Tiempo Ordinario
Jueves de la semana II
Textos
Lectura de la carta a los hebreos (7, 23—8, 6)
Hermanos: Durante la antigua alianza hubo muchos sacerdotes, porque la muerte les impedía permanecer en su oficio. En cambio, Jesucristo tiene un sacerdocio eterno, porque él permanece para siempre. De ahí que sea capaz de salvar, para siempre, a los que por su medio se acercan a Dios, ya que vive eternamente para interceder por nosotros.
Ciertamente que un sumo sacerdote como éste era el que nos convenía: santo, inocente, inmaculado, separado de los pecadores y elevado por encima de los cielos; que no necesita, como los demás sacerdotes, ofrecer diariamente víctimas, primero por sus pecados y después por los del pueblo, porque esto lo hizo de una vez para siempre, ofreciéndose a sí mismo. Porque los sacerdotes constituidos por la ley eran hombres llenos de fragilidades; pero el sacerdote constituido por las palabras del juramento posterior a la ley, es el Hijo eternamente perfecto.
Ahora bien, lo más importante de lo que estamos diciendo es que tenemos en Jesús a un sumo sacerdote tan excelente, que está sentado a la derecha del trono de Dios en el cielo, como ministro del santuario y del verdadero tabernáculo, levantado por el Señor y no por los hombres. Todo sumo sacerdote es nombrado para que ofrezca dones y sacrificios; por eso era también indispensable que él tuviera algo que ofrecer. Si él se hubiera quedado en la tierra, ni siquiera sería sacerdote, habiendo ya quienes ofrecieran los dones prescritos por la ley.
Pero éstos son ministros de un culto que es figura y sombra del culto celestial, según lo reveló Dios a Moisés, cuando le mandó que construyera el tabernáculo: Mira, le dijo, lo harás todo según el modelo que te mostré en el monte. En cambio, el ministerio de Cristo es tanto más excelente, cuanto que él es el mediador de una mejor alianza, fundada en mejores promesas. Palabra de Dios.
Mensaje[1]
Estamos en el corazón de la fe cristiana: Jesús ha ofrecido su vida por nosotros, víctima inocente, único sacrificio a través del cual se ha constituido como mediador entre Dios y los hombres. A través de él podemos ser perdonados y entrar en comunión con Dios, vivir en la alianza con él. Con su muerte y resurrección ha dado inicio a un tiempo nuevo y a una nueva alianza en su sangre derramada por nosotros.

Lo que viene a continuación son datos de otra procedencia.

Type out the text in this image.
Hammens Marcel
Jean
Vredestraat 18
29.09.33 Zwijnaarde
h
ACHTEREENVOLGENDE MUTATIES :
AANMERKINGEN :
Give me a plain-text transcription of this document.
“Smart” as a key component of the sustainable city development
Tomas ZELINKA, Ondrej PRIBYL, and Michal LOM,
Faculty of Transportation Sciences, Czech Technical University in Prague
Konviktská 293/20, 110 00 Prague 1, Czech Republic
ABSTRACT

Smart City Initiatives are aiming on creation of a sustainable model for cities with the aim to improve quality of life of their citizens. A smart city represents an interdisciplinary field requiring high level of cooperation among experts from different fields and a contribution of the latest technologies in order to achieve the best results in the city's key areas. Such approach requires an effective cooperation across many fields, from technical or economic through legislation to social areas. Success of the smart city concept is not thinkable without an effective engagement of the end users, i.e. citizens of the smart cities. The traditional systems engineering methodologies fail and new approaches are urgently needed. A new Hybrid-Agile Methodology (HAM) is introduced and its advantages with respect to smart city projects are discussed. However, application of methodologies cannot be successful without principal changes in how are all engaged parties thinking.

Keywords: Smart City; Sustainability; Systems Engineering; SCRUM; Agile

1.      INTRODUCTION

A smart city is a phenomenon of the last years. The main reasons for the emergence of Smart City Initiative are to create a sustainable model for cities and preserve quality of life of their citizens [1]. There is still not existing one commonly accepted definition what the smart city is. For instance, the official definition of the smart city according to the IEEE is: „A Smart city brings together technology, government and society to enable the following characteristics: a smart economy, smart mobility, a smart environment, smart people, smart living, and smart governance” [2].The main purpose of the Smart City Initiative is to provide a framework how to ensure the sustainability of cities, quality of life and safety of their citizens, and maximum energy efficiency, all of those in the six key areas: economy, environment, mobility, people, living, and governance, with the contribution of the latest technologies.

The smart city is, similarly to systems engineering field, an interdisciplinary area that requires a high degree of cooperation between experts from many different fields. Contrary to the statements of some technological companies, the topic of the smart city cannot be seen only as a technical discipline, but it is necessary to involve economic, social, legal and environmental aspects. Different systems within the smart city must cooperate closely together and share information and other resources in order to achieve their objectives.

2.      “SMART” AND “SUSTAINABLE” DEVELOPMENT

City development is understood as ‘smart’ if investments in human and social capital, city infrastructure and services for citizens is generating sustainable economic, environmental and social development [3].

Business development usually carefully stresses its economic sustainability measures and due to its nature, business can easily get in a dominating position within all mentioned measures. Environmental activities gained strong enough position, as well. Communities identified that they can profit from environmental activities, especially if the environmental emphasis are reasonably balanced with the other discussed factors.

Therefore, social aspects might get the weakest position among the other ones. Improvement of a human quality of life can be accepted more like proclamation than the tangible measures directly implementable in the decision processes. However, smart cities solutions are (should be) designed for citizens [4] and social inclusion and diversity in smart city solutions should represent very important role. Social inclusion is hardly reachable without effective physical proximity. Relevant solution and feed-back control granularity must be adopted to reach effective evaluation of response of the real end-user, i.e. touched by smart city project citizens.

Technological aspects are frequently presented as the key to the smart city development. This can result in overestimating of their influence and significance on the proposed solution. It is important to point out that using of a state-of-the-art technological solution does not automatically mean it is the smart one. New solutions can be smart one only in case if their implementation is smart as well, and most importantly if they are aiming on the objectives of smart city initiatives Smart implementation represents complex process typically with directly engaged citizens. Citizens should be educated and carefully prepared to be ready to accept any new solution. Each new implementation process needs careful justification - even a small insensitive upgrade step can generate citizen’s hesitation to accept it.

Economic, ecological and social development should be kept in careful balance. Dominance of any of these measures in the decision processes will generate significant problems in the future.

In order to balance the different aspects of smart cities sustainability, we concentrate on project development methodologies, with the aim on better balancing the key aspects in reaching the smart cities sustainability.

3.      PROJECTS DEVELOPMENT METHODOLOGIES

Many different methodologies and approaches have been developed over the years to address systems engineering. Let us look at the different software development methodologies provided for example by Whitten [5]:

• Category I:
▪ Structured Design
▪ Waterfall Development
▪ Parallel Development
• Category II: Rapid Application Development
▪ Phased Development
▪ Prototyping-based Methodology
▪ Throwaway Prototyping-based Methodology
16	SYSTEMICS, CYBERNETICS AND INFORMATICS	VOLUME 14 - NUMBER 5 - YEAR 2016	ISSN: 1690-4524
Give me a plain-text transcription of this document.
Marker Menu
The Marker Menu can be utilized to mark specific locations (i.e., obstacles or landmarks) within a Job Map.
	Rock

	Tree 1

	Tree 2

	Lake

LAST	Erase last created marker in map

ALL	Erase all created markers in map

En la liturgia eucarística celebramos este gran misterio de la salvación, porque en el don de su cuerpo y de su sangre se renueva cada vez su muerte y resurrección, y somos constituidos como su pueblo, su comunidad. Comprendemos así mejor la centralidad de la liturgia eucarística del Domingo, en la que somos regenerados a una vida nueva, constituidos como un único pueblo formado por personas con historias y vidas diferentes pero unidos por el único sacerdote, el Señor Jesús.
Igual que el sábado judío es visto en el libro del Génesis como cumplimiento de la creación, así también en el domingo de los cristianos se realiza la nueva creación, la instaurada por la muerte y resurrección del Señor. Claro, esto es hoy para nosotros y para la creación un cumplimiento parcial, porque solo en Cristo Jesús se ha vencido la muerte y la corrupción, pero no en nosotros ni en la creación.
De hecho, anhelamos con esperanza el cumplimiento definitivo, cuando «no habrá ya muerte ni habrá llanto, ni gritos ni fatigas, porque el mundo viejo ha pasado» (Ap 21, 4). Por esto todos necesitamos a este sumo sacerdote según el rito de Melquisedec, para que siga ofreciendo su vida por nosotros, dándonos su pan y haciéndose alimento para nosotros en esa Palabra que se convierte en pan y alimento de vida eterna.
[1] Paglia, Vincenzo. La Palabra de Dios cada día – 2023. Edición en español. pp. 72-73.